Ransomware simulation

The Infection Monkey can simulate a ransomware attack on your network using a set of configurable behaviors. To simulate the behavior of ransomware as accurately as possible, the Infection Monkey can
encrypt user-specified files using a fullyreversible algorithm. Several mechanisms are
in place to ensure that all actions performed by the encryption routine are safe for production environments.


1. Prepare your environment for a ransomware simulation

The Infection Monkey will only encrypt files that you allow it to. To take full advantage of the Infection Monkey's ransomware simulation, you'll need to provide the Infection Monkey with a directory that contains files that are safe for it to encrypt. The recommended approach is to use a configuration management tool, such as Ansible or PsExec, or even a Windows GPO, to add a "ransomware target" directory to each machine in your
environment. The Infection Monkey can then be configured to encrypt files in this directory.

2. Configure encryption

To ensure minimum interference and easy recoverability, the ransomware simulation will only encrypt files contained in a user-specified directory. If no directory is specified, no files will be encrypted.

Infection Monkey appends the .m0nk3y file extension to files that it encrypts. You may optionally provide a custom file extension for Infection Monkey to use instead. You can even provide no file extension, but take caution: you'll no longer be able to tell if the file has been encrypted based on the filename alone.

3. Configure propagation

If you would like the Infection Monkey to propagate through the network,
Configure the network settings and one or more exploiters.

4. Run the Agent

Once everything is configured to your liking, simply run the agent to begin the
ransomware simulation.

5. Clean up

After the simulation is complete, you can use the same mechanism you used in
step1 to either remove the target directory or replace the encrypted files with unencrypted files. In most cases, there's no need to attempt to decrypt the files, as you should still have the originals.

File encryption

Files are "encrypted" in place with a simple bit flip. Encrypted files are renamed to have a file extension (.m0nk3y by default) appended to their names. This is a safe way to simulate encryption since it is easy to "decrypt" your files. You can perform a bit flip on the files again and rename them to remove the appended .m0nk3y extension.

Flipping a file's bits is sufficient to simulate the encryption behavior of ransomware, as the data in your files has been manipulated (leaving them temporarily unusable). Files are then renamed with a new extension appended, which is similar to the way that many ransomwares behave. As this is a simulation, your security solutions should be triggered to notify you or prevent these changes from taking place.

Technical details

Files being encrypted

During the ransomware simulation, attempts will be made to encrypt all regular files with targeted file extensions in the configured directory (see below). The simulation is not recursive, i.e. it will not touch any files in sub-directories of the configured directory. The Infection Monkey will not follow any symlinks or shortcuts.

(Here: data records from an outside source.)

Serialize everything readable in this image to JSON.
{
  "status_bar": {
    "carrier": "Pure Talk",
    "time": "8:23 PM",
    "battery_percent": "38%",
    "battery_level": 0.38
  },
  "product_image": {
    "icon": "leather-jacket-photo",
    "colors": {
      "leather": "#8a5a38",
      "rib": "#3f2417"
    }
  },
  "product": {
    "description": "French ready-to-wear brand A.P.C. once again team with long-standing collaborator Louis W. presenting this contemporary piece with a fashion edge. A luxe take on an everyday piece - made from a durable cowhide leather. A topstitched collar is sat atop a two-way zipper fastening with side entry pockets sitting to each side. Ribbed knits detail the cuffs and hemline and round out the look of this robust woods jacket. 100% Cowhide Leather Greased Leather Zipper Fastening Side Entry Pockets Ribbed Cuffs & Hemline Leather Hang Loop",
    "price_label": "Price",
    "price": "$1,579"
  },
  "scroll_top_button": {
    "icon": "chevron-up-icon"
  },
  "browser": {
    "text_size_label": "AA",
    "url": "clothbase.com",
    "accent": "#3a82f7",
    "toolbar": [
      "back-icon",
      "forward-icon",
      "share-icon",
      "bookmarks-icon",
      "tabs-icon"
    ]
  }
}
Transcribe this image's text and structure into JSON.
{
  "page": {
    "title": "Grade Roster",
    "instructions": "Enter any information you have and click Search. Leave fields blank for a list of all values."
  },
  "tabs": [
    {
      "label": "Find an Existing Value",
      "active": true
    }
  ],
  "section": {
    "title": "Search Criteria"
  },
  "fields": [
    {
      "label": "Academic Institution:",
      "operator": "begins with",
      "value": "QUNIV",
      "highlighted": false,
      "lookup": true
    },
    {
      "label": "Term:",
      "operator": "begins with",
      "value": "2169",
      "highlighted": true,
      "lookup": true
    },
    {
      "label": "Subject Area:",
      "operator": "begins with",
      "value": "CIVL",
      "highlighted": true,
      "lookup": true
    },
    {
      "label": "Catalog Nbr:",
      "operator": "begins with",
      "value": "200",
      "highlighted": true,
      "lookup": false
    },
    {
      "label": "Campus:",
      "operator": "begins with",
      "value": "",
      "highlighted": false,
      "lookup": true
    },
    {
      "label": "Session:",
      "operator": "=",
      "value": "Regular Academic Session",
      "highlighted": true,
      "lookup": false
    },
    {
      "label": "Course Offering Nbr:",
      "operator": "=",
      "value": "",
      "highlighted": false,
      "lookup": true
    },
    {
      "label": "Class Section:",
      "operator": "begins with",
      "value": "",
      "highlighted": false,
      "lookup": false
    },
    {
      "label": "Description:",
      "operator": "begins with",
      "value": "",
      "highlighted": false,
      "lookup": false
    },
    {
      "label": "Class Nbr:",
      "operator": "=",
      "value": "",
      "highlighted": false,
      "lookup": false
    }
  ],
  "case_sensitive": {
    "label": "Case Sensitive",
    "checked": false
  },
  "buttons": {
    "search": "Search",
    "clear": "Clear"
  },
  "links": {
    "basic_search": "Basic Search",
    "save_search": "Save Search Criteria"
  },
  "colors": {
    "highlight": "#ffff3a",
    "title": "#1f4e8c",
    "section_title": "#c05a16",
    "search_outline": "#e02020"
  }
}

These precautions are taken to prevent Infection Monkey from accidentally encrypting files that you didn't intend to encrypt.

Files targeted for encryption

Only regular files with certain extensions are encrypted by the ransomware simulation. This list is based on the analysis of the Goldeneye ransomware by BitDefender.

  • .3ds
  • .7z
  • .accdb
  • .ai
  • .asp
  • .aspx
  • .avhd
  • .avi
  • .back
  • .bak
  • .c
  • .cfg
  • .conf
  • .cpp
  • .cs
  • .ctl
  • .dbf
  • .disk
  • .djvu
  • .doc
  • .docx
  • .dwg
  • .eml
  • .fdb
  • .giff
  • .gz
  • .h
  • .hdd
  • .jpg
  • .jpeg
  • .kdbx
  • .mail
  • .mdb
  • .mpg
  • .mpeg
  • .msg
  • .nrg
  • .ora
  • .ost
  • .ova
  • .ovf
  • .pdf
  • .php
  • .pmf
  • .png
  • .ppt
  • .pptx
  • .pst
  • .pvi
  • .py
  • .pyc
  • .rar
  • .rtf
  • .sln
  • .sql
  • .tar
  • .tiff
  • .txt
  • .vbox
  • .vbs
  • .vcb
  • .vdi
  • .vfd
  • .vmc
  • .vmdk
  • .vmsd
  • .vmx
  • .vsdx
  • .vsv
  • .work
  • .xls
  • .xlsx
  • .xvd
  • .zip

Leaving a README.txt file

Many ransomware packages leave a README.txt file on the victim's machine with an explanation of what has occurred and instructions for paying the attacker. The Infection Monkey will also leave a README.txt file in the target directory on the victim machine in order to replicate this behavior.

The README.txt file informs the user that a ransomware simulation has taken place and that they should contact their administrator. The contents of the file can be found here.